Le spectre d’un troisième mandat apparait comme une mise à mal de la démocratie sénégalaise avec risques de tensions durables menaçant la stabilité de la région
Madame la Ministre,
Comme vous le savez, la situation politique au Sénégal est de plus en plus dangereuse à mesure que s’approche son élection présidentielle.
Premièrement, la menace d’un troisième mandat du Président Macky Sall apparait selon de nombreux acteurs au Sénégal et ailleurs comme une mise à mal de la démocratie sénégalaise et créerait des tensions durables au sein de la société menaçant la stabilité de la démocratie sénégalaise, et plus largement la stabilité de la région.
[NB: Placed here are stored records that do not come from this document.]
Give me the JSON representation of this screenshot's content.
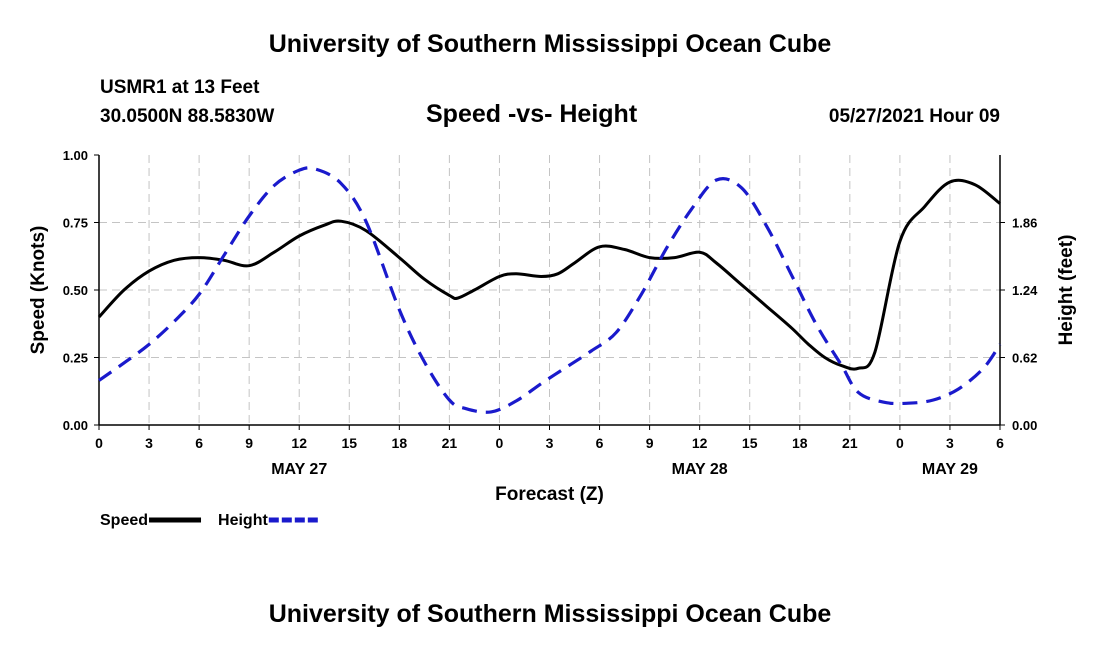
{
  "header": {
    "title": "University of Southern Mississippi Ocean Cube",
    "station": "USMR1 at 13 Feet",
    "coordinates": "30.0500N  88.5830W",
    "datetime": "05/27/2021 Hour 09"
  },
  "footer": {
    "title": "University of Southern Mississippi Ocean Cube"
  },
  "chart_data": {
    "type": "line",
    "title": "Speed -vs- Height",
    "xlabel": "Forecast (Z)",
    "ylabel": "Speed (Knots)",
    "y2label": "Height (feet)",
    "x_range_hours": [
      0,
      54
    ],
    "x_ticks": [
      {
        "h": 0,
        "label": "0"
      },
      {
        "h": 3,
        "label": "3"
      },
      {
        "h": 6,
        "label": "6"
      },
      {
        "h": 9,
        "label": "9"
      },
      {
        "h": 12,
        "label": "12"
      },
      {
        "h": 15,
        "label": "15"
      },
      {
        "h": 18,
        "label": "18"
      },
      {
        "h": 21,
        "label": "21"
      },
      {
        "h": 24,
        "label": "0"
      },
      {
        "h": 27,
        "label": "3"
      },
      {
        "h": 30,
        "label": "6"
      },
      {
        "h": 33,
        "label": "9"
      },
      {
        "h": 36,
        "label": "12"
      },
      {
        "h": 39,
        "label": "15"
      },
      {
        "h": 42,
        "label": "18"
      },
      {
        "h": 45,
        "label": "21"
      },
      {
        "h": 48,
        "label": "0"
      },
      {
        "h": 51,
        "label": "3"
      },
      {
        "h": 54,
        "label": "6"
      }
    ],
    "date_labels": [
      {
        "h": 12,
        "label": "MAY 27"
      },
      {
        "h": 36,
        "label": "MAY 28"
      },
      {
        "h": 51,
        "label": "MAY 29"
      }
    ],
    "ylim": [
      0,
      1.0
    ],
    "y_ticks": [
      {
        "v": 0.0,
        "label": "0.00"
      },
      {
        "v": 0.25,
        "label": "0.25"
      },
      {
        "v": 0.5,
        "label": "0.50"
      },
      {
        "v": 0.75,
        "label": "0.75"
      },
      {
        "v": 1.0,
        "label": "1.00"
      }
    ],
    "y2lim": [
      0,
      2.48
    ],
    "y2_ticks": [
      {
        "v": 0.0,
        "label": "0.00"
      },
      {
        "v": 0.62,
        "label": "0.62"
      },
      {
        "v": 1.24,
        "label": "1.24"
      },
      {
        "v": 1.86,
        "label": "1.86"
      }
    ],
    "grid": true,
    "legend_position": "bottom-left",
    "series": [
      {
        "name": "Speed",
        "axis": "left",
        "color": "#000000",
        "style": "solid",
        "x": [
          0,
          1.5,
          3,
          4.5,
          6,
          7.5,
          9,
          10.5,
          12,
          13.5,
          14.5,
          16,
          18,
          19.5,
          21,
          21.5,
          22.5,
          24,
          25,
          26.5,
          27.5,
          28.5,
          30,
          31.5,
          33,
          34.5,
          36,
          37,
          38.5,
          40,
          41.5,
          42.5,
          43.5,
          44.5,
          45.5,
          46.5,
          48,
          49.5,
          51,
          52.5,
          54
        ],
        "values": [
          0.4,
          0.5,
          0.57,
          0.61,
          0.62,
          0.61,
          0.59,
          0.64,
          0.7,
          0.74,
          0.755,
          0.72,
          0.62,
          0.54,
          0.48,
          0.47,
          0.5,
          0.55,
          0.56,
          0.55,
          0.56,
          0.6,
          0.66,
          0.65,
          0.62,
          0.62,
          0.64,
          0.6,
          0.52,
          0.44,
          0.36,
          0.3,
          0.25,
          0.22,
          0.21,
          0.27,
          0.68,
          0.81,
          0.9,
          0.89,
          0.82
        ]
      },
      {
        "name": "Height",
        "axis": "right",
        "color": "#1a1acc",
        "style": "dashed",
        "x": [
          0,
          1.5,
          3,
          4.5,
          6,
          7.5,
          9,
          10.5,
          12,
          13,
          14.5,
          16,
          18,
          19.5,
          21,
          22,
          23.5,
          25,
          26.5,
          28,
          29.5,
          31,
          32.5,
          34,
          35.5,
          37,
          38.5,
          40,
          41.5,
          43,
          44.5,
          45.5,
          47,
          48.5,
          50,
          51.5,
          53,
          54
        ],
        "values": [
          0.41,
          0.57,
          0.74,
          0.95,
          1.2,
          1.56,
          1.92,
          2.2,
          2.34,
          2.35,
          2.22,
          1.87,
          1.06,
          0.58,
          0.23,
          0.15,
          0.12,
          0.22,
          0.38,
          0.53,
          0.68,
          0.85,
          1.2,
          1.62,
          1.98,
          2.25,
          2.18,
          1.83,
          1.38,
          0.92,
          0.55,
          0.3,
          0.21,
          0.2,
          0.23,
          0.33,
          0.52,
          0.74
        ]
      }
    ],
    "legend": [
      {
        "name": "Speed",
        "color": "#000000",
        "style": "solid"
      },
      {
        "name": "Height",
        "color": "#1a1acc",
        "style": "dashed"
      }
    ]
  }
}
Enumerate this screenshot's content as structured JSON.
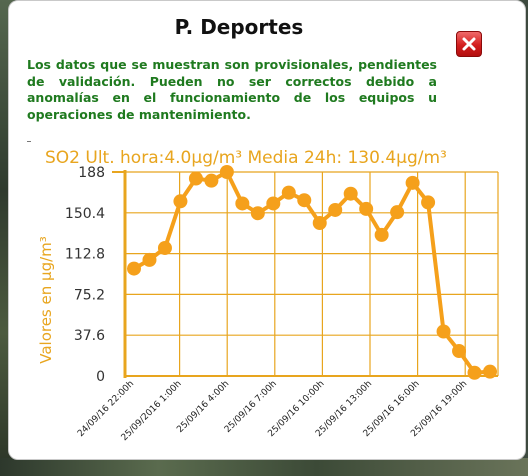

Deuxièmement, les tentatives d’intimidation, les menaces et les actions judiciaires contre les opposants politiques du Président Macky Sall, dont Ousmane Sonko qui est issu de la coalition « Yewwi Askan Wi», contribuent à créer des tensions qui pourraient, au moindre accident, dégénérer de manière violente Aujourd’hui, de très nombreux Sénégalais se soulèvent face à ce qu’ils considèrent comme un harcèlement judiciaire visant à faire tomber l’opposant politique le mieux placé pour l’emporter aux prochaines élections présidentielles.
Troisièmement, selon plusieurs médias sénégalais, le Président Macky Sall aurait donné 12 millions d’euros à la députée Marine Le Pen lors de son entrevue privée avec lui le 18 janvier dernier.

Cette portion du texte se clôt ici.